The counter for password versions defies even the reason for frequent password changes: You want to know at least approximately when the passwort had been stolen.

IMHO a pretty stupid idea, because to have meaningful data from a theft, the expire period must be rather short. This in turns requires the user to change that often that they will use the simplest password possible.

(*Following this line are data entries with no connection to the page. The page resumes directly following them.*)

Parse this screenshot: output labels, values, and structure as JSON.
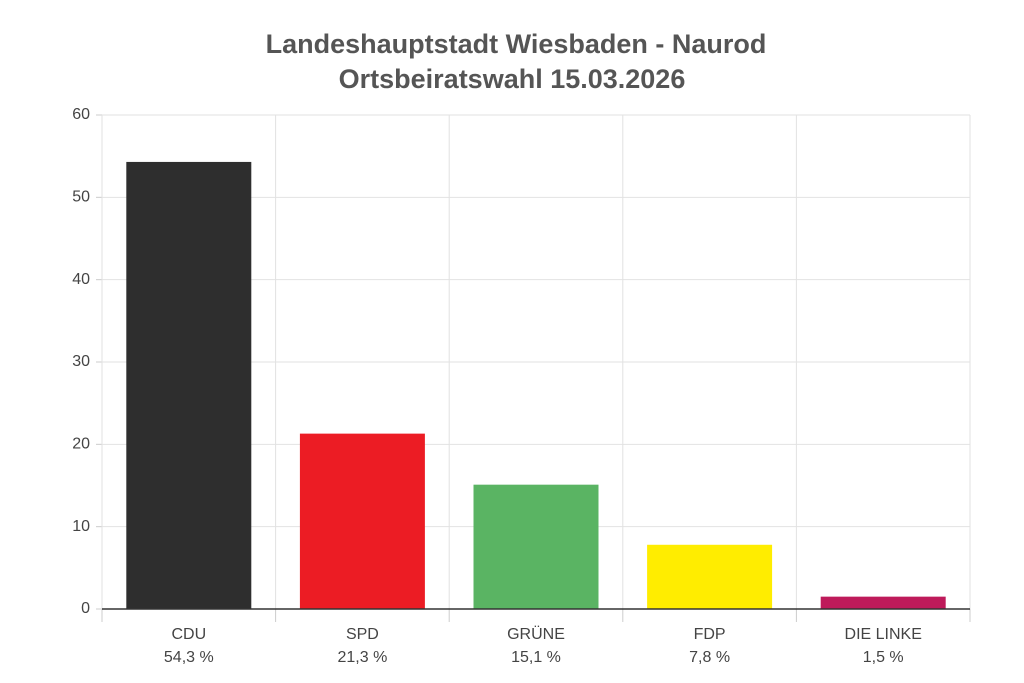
{
  "chart_data": {
    "type": "bar",
    "title": "Landeshauptstadt Wiesbaden - Naurod",
    "subtitle": "Ortsbeiratswahl 15.03.2026",
    "categories": [
      "CDU",
      "SPD",
      "GRÜNE",
      "FDP",
      "DIE LINKE"
    ],
    "values": [
      54.3,
      21.3,
      15.1,
      7.8,
      1.5
    ],
    "value_labels": [
      "54,3 %",
      "21,3 %",
      "15,1 %",
      "7,8 %",
      "1,5 %"
    ],
    "colors": [
      "#2e2e2e",
      "#ec1c24",
      "#5ab463",
      "#ffed00",
      "#be1a5a"
    ],
    "ylim": [
      0,
      60
    ],
    "yticks": [
      0,
      10,
      20,
      30,
      40,
      50,
      60
    ],
    "grid": true
  }
}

My advice: No I won’t even tell you how I think passwords should be created - Be paranoid!

Expression idiom for Java

November 17th, 2007

Scala has spoiled me, accepting that an if-else doesn’t yield an expression gets harder and harder for me. As my day job is still Java based, I looked for some replacement for

class Foo {
    val baz = Map(1->2, 2->3)
}

First step is to javaize it:

class Foo {
    val bar = {
        val map = new java.util.HashMap()
        map put(1,2);
        map put(2,3);
        map
    }
}

And now in Java this can be translated to:

public class Foo {

	final Map<Integer,Integer> bar = new Object(){
		Map<Integer,Integer> map() {
			Map<Integer,Integer> map = new HashMap<Integer,Integer>();
			map.put(1,2);
			map.put(2,3);
			return Collections.unmodifiableMap(map);
		}}.map();
}

Why the anonymous class? I could wrap it into a method, but this method must be private, otherwise bad things can happen when the class gets extended (never call non-finals from a constructor). In the anonymous class it is clear that this code serves only this single purpose and is not meant to be used elsewhere; nobody would lightheartly widen the visiblity of this code.

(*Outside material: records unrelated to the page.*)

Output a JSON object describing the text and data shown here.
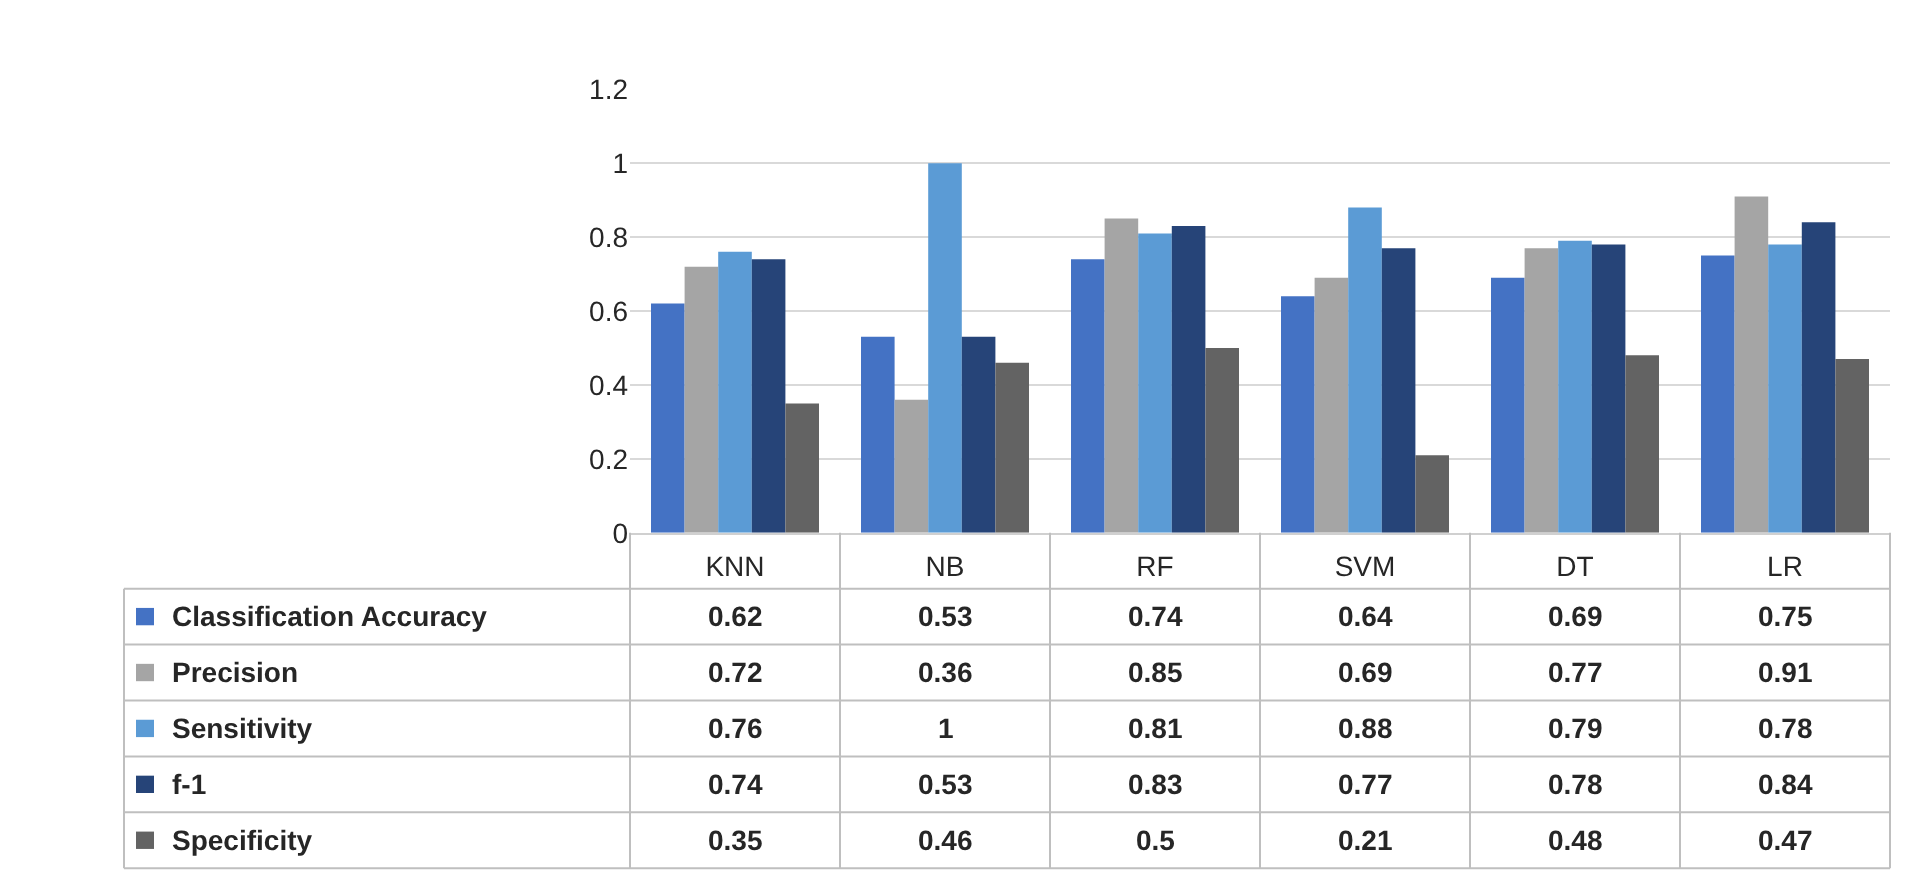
{
  "chart_data": {
    "type": "bar",
    "categories": [
      "KNN",
      "NB",
      "RF",
      "SVM",
      "DT",
      "LR"
    ],
    "series": [
      {
        "name": "Classification Accuracy",
        "color": "#4472c4",
        "values": [
          0.62,
          0.53,
          0.74,
          0.64,
          0.69,
          0.75
        ]
      },
      {
        "name": "Precision",
        "color": "#a5a5a5",
        "values": [
          0.72,
          0.36,
          0.85,
          0.69,
          0.77,
          0.91
        ]
      },
      {
        "name": "Sensitivity",
        "color": "#5b9bd5",
        "values": [
          0.76,
          1,
          0.81,
          0.88,
          0.79,
          0.78
        ]
      },
      {
        "name": "f-1",
        "color": "#264478",
        "values": [
          0.74,
          0.53,
          0.83,
          0.77,
          0.78,
          0.84
        ]
      },
      {
        "name": "Specificity",
        "color": "#636363",
        "values": [
          0.35,
          0.46,
          0.5,
          0.21,
          0.48,
          0.47
        ]
      }
    ],
    "ylim": [
      0,
      1.2
    ],
    "yticks": [
      0,
      0.2,
      0.4,
      0.6,
      0.8,
      1,
      1.2
    ],
    "grid": "y",
    "legend": "bottom left",
    "data_labels": true
  }
}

The thing new for some might be that I can call map() on Object. It works on an anonymous calls definition, not elsewhere. Thus you can store away your initializer, if access from a reference it degenerates back to an ordinary object, things that don’t work are:

final Object initializer = new Object() {
  String name() { return "MU";}
}
final String name = initializer.name(); //method doesn't exist

and

final String name = new Object() {
  Object me() { return this;}
  String name() { return "MU";}
}.me()
  .name(); // me returns a simple Object, no name() method

Besides the Java clutter, if you can establish it as an idiom it is still fairly readable and expresses well your intent - it is just the syntax imposed by the language which makes it different from the from bit of code. It also helps eliminating non-final variables from a method as you can construct a value completely before exposing it. Of course there is a runtime penalty for the extra Object to be created and collected. The limitations can play for your advantage: The method (why singular?:-) you declared can’t be called elsewhere (unless you use reflection), a “private” method you can call!

Anyway, one question remains: Why did the “return this” idiom heavily used in C++ (at least in my days) out of fashion? In Java you find it in StringBu(ild|ff)er, but rarely elsewhere. Some attempts to create DSLs in Java used it, but besides it seems to be bad style - anyone know some good reason for that? Doing so would allow to write

final Map<Integer,Integer> bar = new HashMap<Integer,Integer>()
    .put(1,2)
    .put(2,3);

Reflection

If you read so far, here the reflection leak:

Object o = new Object(){
    Map<Integer,Integer> map() {
        Map<Integer,Integer> map = new HashMap<Integer,Integer>();
        map.put(1,2);
        map.put(2,3);
        return Collections.unmodifiableMap(map);
    }};
Method mapFn = o.getClass().getDeclaredMethod("map");
final Map map= (Map) mapFn.invoke(o);

Even more interesting - by this you can pass hidden methods (why plural?:-) through your system - I can imagine even a good use for that: This allows hooks into the defining object so that you can tell where it comes from - worst OO style, but for some intricate manipulation within an API perhaps worth a consideration - or simply an unobstrusive way to to debug with a decorated instance.